As much of Texas went dark and thirsty in a major winter storm last month, we lost electricity for two days at my home outside Austin.
We’re still without running water. That part will take weeks to fix, too, since plumbers are suddenly in high demand. Our appointment is March 3.
We ae grateful that the disruption, for us, was manageable. Our lives weren’t threatened. We had a fireplace, firewood, drinking water and food.
This experience was nonetheless maddening because it was at least partially manmade. Mother Nature sent the ice storm (though climate change may have contributed), but that’s not so unusual. Places with much colder climates manage to deliver reliable electricity. Texas could have, too. Natural gas pipelines and wind turbines can be winterized. Ours weren’t.
In other words, this was less a technology failure than a public policy failure, one I hope will be corrected now. We’ll see.
People lived without electricity and indoor plumbing until the last century or two. They still do in some places.
It’s no coincidence economic growth accelerated after we acquired those technologies. They are connected, and the connection may tell us something about the future.
When our well equipment broke last week, my wife and I (mostly her, I must confess) developed a system. We gathered snow in every container we could, brought it inside to melt, and then used it for washing and toilet-flushing. We did it again when the temperature rose and water started flowing off the roof.
Now all those containers are in our garage. We haul the water inside as needed. This laborious but temporary solution was once normal. It’s one reason human civilization formed near rivers: less time and effort toting water.

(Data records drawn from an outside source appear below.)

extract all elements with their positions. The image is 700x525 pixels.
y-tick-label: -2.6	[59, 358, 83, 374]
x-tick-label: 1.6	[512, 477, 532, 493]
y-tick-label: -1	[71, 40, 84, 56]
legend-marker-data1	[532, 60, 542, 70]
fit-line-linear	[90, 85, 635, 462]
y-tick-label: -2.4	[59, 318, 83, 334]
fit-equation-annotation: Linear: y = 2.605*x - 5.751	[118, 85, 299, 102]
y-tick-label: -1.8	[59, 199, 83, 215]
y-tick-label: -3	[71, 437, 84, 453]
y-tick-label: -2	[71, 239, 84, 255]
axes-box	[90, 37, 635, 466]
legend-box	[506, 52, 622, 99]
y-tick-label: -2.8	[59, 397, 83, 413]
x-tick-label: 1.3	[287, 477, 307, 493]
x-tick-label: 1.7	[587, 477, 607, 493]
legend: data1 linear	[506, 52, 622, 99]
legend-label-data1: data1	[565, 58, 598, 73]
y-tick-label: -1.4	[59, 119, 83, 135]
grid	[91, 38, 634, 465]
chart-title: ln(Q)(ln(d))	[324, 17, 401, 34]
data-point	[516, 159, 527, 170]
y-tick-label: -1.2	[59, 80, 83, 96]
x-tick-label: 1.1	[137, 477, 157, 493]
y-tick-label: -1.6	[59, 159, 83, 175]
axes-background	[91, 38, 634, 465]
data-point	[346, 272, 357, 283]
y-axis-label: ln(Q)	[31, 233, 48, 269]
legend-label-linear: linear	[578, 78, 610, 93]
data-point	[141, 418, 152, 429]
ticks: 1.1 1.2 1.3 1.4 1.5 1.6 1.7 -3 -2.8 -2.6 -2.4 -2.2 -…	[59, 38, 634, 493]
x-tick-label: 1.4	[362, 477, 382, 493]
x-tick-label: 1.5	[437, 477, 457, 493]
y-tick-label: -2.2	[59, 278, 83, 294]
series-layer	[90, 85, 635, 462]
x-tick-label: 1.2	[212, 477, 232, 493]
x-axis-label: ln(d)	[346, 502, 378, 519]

I can confirm that’s still true today. We’re spending two to three hours a day just moving, heating or otherwise manipulating water. If we were carrying it from the nearest natural source, as they did centuries ago, that two to three hours could easily be eight to 10 hours.
This work doesn’t create any new wealth. It simply sustains life and basic hygiene. That people used to spend so much time on it helps explain why economies grew so slowly, until recently.
The occasional inventors and thinkers — Leonardo da Vinci, Benjamin Franklin, William Shakespeare — were “occasional” for good reason. Life was hard. Few people had the luxury of sitting down to write.
Our new water chores reminded me of a 2013 TED Talk by economist Robert J. Gordon. He talked about the various innovations that created modern life, and what it was like before them.
“Back before the turn of the century, women had another problem. All the water for cooking, cleaning and bathing had to be carried in buckets and pails in from the outside. It’s a historical fact that in 1885, the average North Carolina housewife walked 148 miles a year carrying 35 tons of water. But by 1929, cities around the country had put in underground water pipes. They had put in underground sewer pipes, and as a result, one of the great scourges of the late 19th century, waterborne diseases like cholera, began to disappear. And an amazing fact for techno-optimists is that in the first half of the 20th century, the rate of improvement of life expectancy was three times faster than it was in the second half of the 19th century.”
Gordon describes how the utility services we now take for granted propelled humanity a long way, very quickly. Redirecting all those water-carrying and wood-chopping hours added up.
That’s the good news. Gordon also argues the truly big inventions that made the most difference are now complete, and that’s why economic growth has been slowing for decades. He believes it will keep dropping back to the pre-industrial pace, which was about 0.2% annually.
He ends with a challenge.
“But I’m now going to give you an experiment … Option A is you get to keep everything invented up till 10 years ago. So you get Google, you get Amazon, you get Wikipedia, and you get running water and indoor toilets. Or you get everything invented to yesterday, including Facebook and your iPhone, but you have to go to the outhouse and carry in the water…
“The problem we face is that all these great inventions, we have to match them in the future, and my prediction that we’re not going to match them brings us down from the original two-percent growth down to 0.2, the fanciful curve that I drew you at the beginning.”
I hope Gordon is wrong. But these periodic disasters that strip away those 20th-century luxuries, even temporarily, suggest he may have a point.
Patrick Watson is the senior economic analyst at Mauldin Economics.